LONDON (AP) – Ireland’s Prime Minister issued an official state apology on Wednesday to thousands of unmarried women and their children who have endured the pain, the shame and the stigma that they have suffered. An institution run by the church said his government was committed to initiating the correction of the country’s offenses.
Prime Minister Michelle Martin’s apology comes a day after a final hearing report said 9,000 children died in the mother’s home and 18 children, home to women and girls who were pregnant outside of wedlock. During the 20th century, the Inquisition was part of the overwhelming Roman Catholic Irish judicial process, with the institutions run by the church often tied to a history of abuse.
Martin said Ireland had to accept the scandal as part of its national history and “Express our deepest remorse,”; he apologized on behalf of his government for. The “serious mistakes and generations” visiting mothers and their babies who ended up in the institution.
“They shouldn’t go there,” he said in the Irish parliament. “The state has failed, mothers and children in these homes.”
Martin said it was of great concern that officials at the time knew about the extremely high home mortality rate. But there seems to be no intervention. The report said 15% of all children in the home die from diseases and infections such as the stomach flu, which is almost twice the rate of infant mortality nationwide.
Martin added: “We have to learn the lessons that institutionalization, building a structure of power and abuse of power, and it must no longer be an option for our country, in all circumstances.”
A church-run home in Ireland has been home to orphans, unmarried pregnant women and their babies for almost the 20th century, mothers have been abandoned by their families and hid from their shame and many children. People were separated from their mothers for adoption.

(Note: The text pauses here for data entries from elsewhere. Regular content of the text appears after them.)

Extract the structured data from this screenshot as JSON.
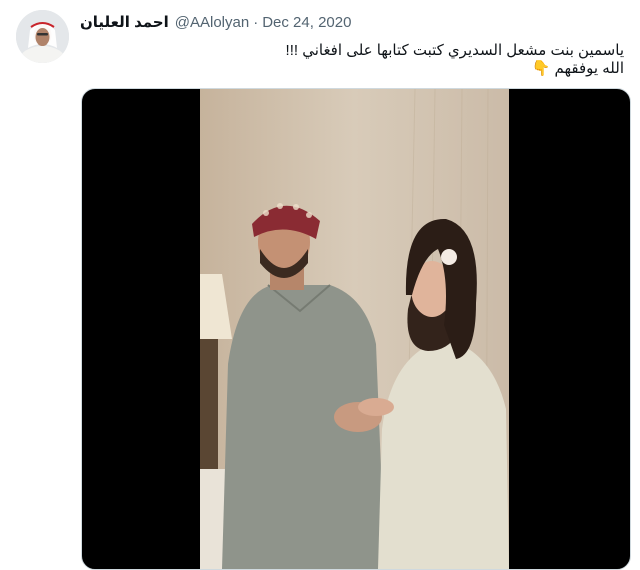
{
  "tweet": {
    "author_name": "احمد العليان",
    "handle": "@AAlolyan",
    "separator": "·",
    "date": "Dec 24, 2020",
    "text_line1": "ياسمين بنت مشعل السديري كتبت كتابها على افغاني !!!",
    "text_line2": "الله يوفقهم",
    "emoji": "👇"
  }
}
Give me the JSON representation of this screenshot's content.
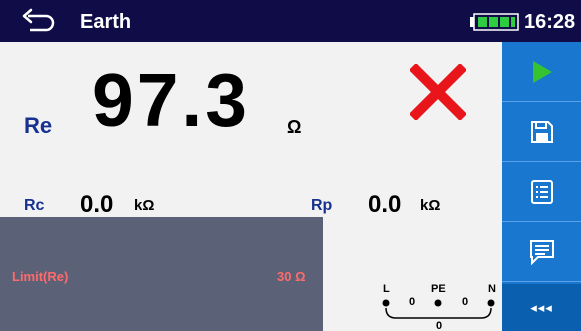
{
  "header": {
    "title": "Earth",
    "time": "16:28",
    "battery_level": 1.0
  },
  "measurement": {
    "main_label": "Re",
    "main_value": "97.3",
    "main_unit": "Ω",
    "status": "fail",
    "rc_label": "Rc",
    "rc_value": "0.0",
    "rc_unit": "kΩ",
    "rp_label": "Rp",
    "rp_value": "0.0",
    "rp_unit": "kΩ"
  },
  "limit": {
    "label": "Limit(Re)",
    "value": "30 Ω"
  },
  "terminals": {
    "l": "L",
    "pe": "PE",
    "n": "N",
    "l_pe": "0",
    "pe_n": "0",
    "l_n": "0"
  },
  "sidebar": {
    "more_label": "◂◂◂"
  },
  "colors": {
    "header_bg": "#0f0c48",
    "sidebar_bg": "#1977d0",
    "label_blue": "#16318f",
    "fail_red": "#e8161b",
    "start_green": "#35c430",
    "limit_bg": "#5b6177",
    "limit_text": "#ff6b6b"
  }
}
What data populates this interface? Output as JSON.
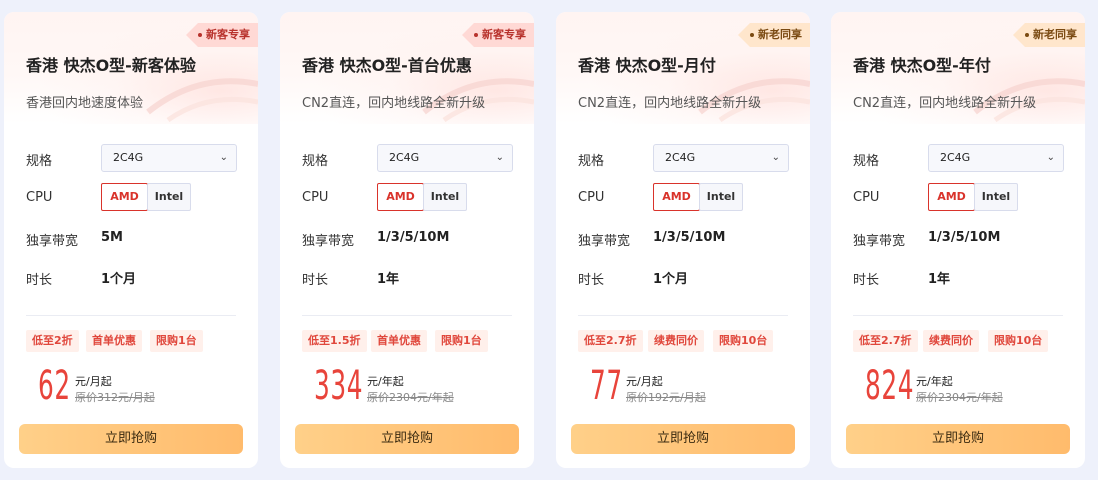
{
  "labels": {
    "spec": "规格",
    "cpu": "CPU",
    "bandwidth": "独享带宽",
    "duration": "时长",
    "buy": "立即抢购"
  },
  "colors": {
    "accent": "#d9332b",
    "price": "#e8443b",
    "button_from": "#ffd089",
    "button_to": "#ffbb6c"
  },
  "cards": [
    {
      "tag": "新客专享",
      "tag_style": "new",
      "title": "香港 快杰O型-新客体验",
      "subtitle": "香港回内地速度体验",
      "spec": "2C4G",
      "cpu_options": [
        "AMD",
        "Intel"
      ],
      "cpu_selected": "AMD",
      "bandwidth": "5M",
      "duration": "1个月",
      "badges": [
        "低至2折",
        "首单优惠",
        "限购1台"
      ],
      "price": "62",
      "unit": "元/月起",
      "original": "原价312元/月起"
    },
    {
      "tag": "新客专享",
      "tag_style": "new",
      "title": "香港 快杰O型-首台优惠",
      "subtitle": "CN2直连，回内地线路全新升级",
      "spec": "2C4G",
      "cpu_options": [
        "AMD",
        "Intel"
      ],
      "cpu_selected": "AMD",
      "bandwidth": "1/3/5/10M",
      "duration": "1年",
      "badges": [
        "低至1.5折",
        "首单优惠",
        "限购1台"
      ],
      "price": "334",
      "unit": "元/年起",
      "original": "原价2304元/年起"
    },
    {
      "tag": "新老同享",
      "tag_style": "old",
      "title": "香港 快杰O型-月付",
      "subtitle": "CN2直连，回内地线路全新升级",
      "spec": "2C4G",
      "cpu_options": [
        "AMD",
        "Intel"
      ],
      "cpu_selected": "AMD",
      "bandwidth": "1/3/5/10M",
      "duration": "1个月",
      "badges": [
        "低至2.7折",
        "续费同价",
        "限购10台"
      ],
      "price": "77",
      "unit": "元/月起",
      "original": "原价192元/月起"
    },
    {
      "tag": "新老同享",
      "tag_style": "old",
      "title": "香港 快杰O型-年付",
      "subtitle": "CN2直连，回内地线路全新升级",
      "spec": "2C4G",
      "cpu_options": [
        "AMD",
        "Intel"
      ],
      "cpu_selected": "AMD",
      "bandwidth": "1/3/5/10M",
      "duration": "1年",
      "badges": [
        "低至2.7折",
        "续费同价",
        "限购10台"
      ],
      "price": "824",
      "unit": "元/年起",
      "original": "原价2304元/年起"
    }
  ]
}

The institution is under intense scrutiny after historian Catherine Corles in 2014 traced the death certificates of nearly 800 children who died at their mother and child homes in western Ireland – but can be found. The burial of only one child was recorded.
Researchers later found numerous graves containing the remains of infants and young children in underground sewage structures in the grounds of the home, operated by the Catholic nun’s decree and closed in 1974. Year 1961
The investigative committee said about 56,000 unmarried mothers and about 57,000 children lived in the homes under investigation. Most were admitted in the 1960s and early 1970s.